Maybe I need to get away after this, be on my own so I can think straight.

“I can’t tell you what you want to hear right now.” The words were as sharp and bitter as needles in my mouth.

“I know. To be honest, this was all more than I’d ever thought…”

He shook his head and drained his wine glass before setting it hard on the table. His broad back was to me, the silk of his robe stretching over the shifting muscles. I wanted to put my arms around him, bring him back to bed where things were simple, clear between us. But he had more to say, so I stayed still, bracing for whatever it was.

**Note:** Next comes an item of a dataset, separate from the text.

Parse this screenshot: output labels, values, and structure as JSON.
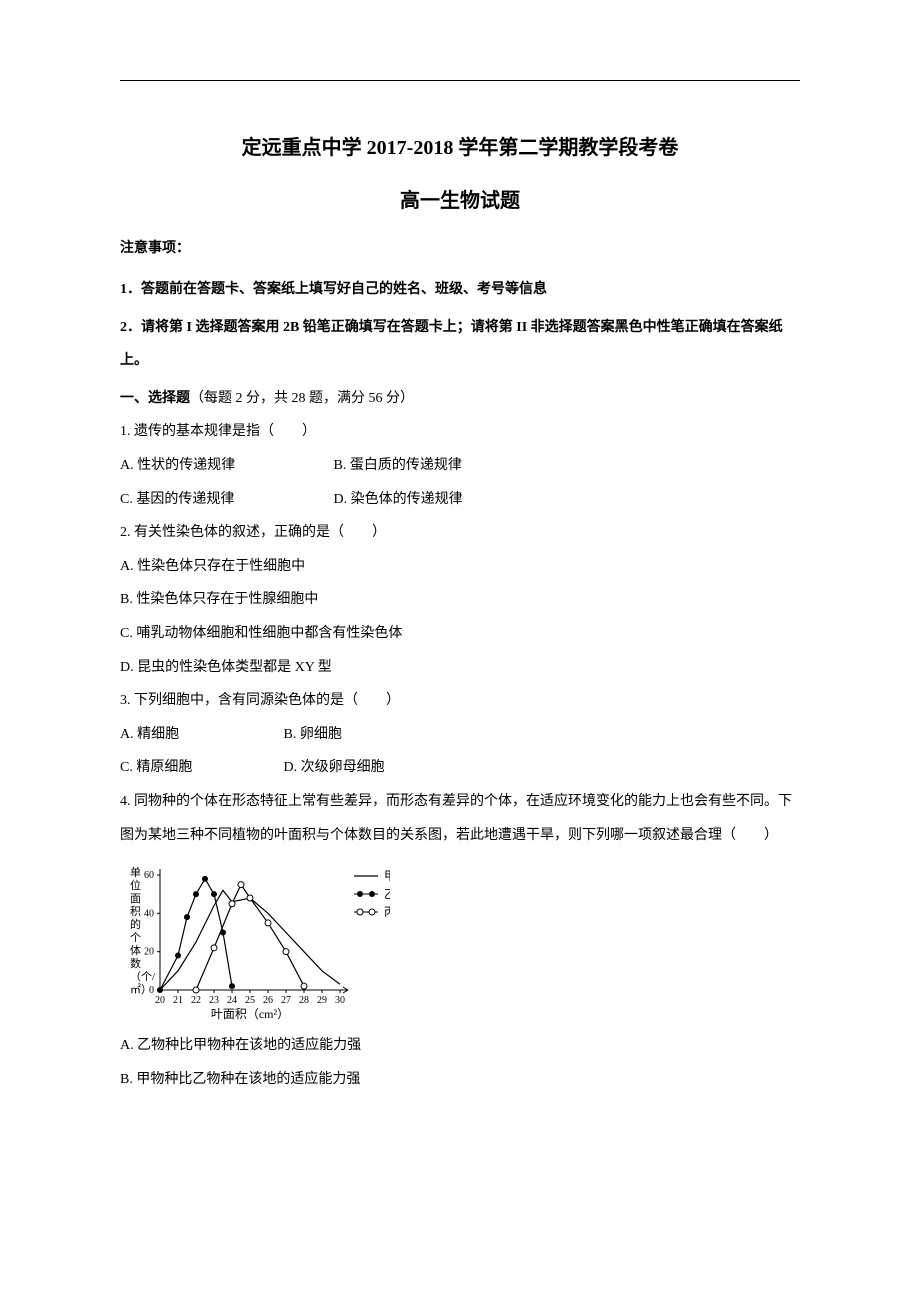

“I always thought you’d hate me forever so this, what we’ve shared, it’s a lot more than I ever thought I’d have with you. So if that’s all…” His voice caught, and he paused. When he started speaking again, the words were rough, strained. “If that’s all I can have, I’ll take it for as long as you’re willing to give it.”

“I don’t want to hurt you.”

“What would hurt is being around you and not able to kiss you or hold you. So please don’t shut me out,” he turned around, hardened desperation in his eyes. “Please, Thanh.”

I did reach for him then, and without another word, I led him back to the bedroom and tried to show him what I felt.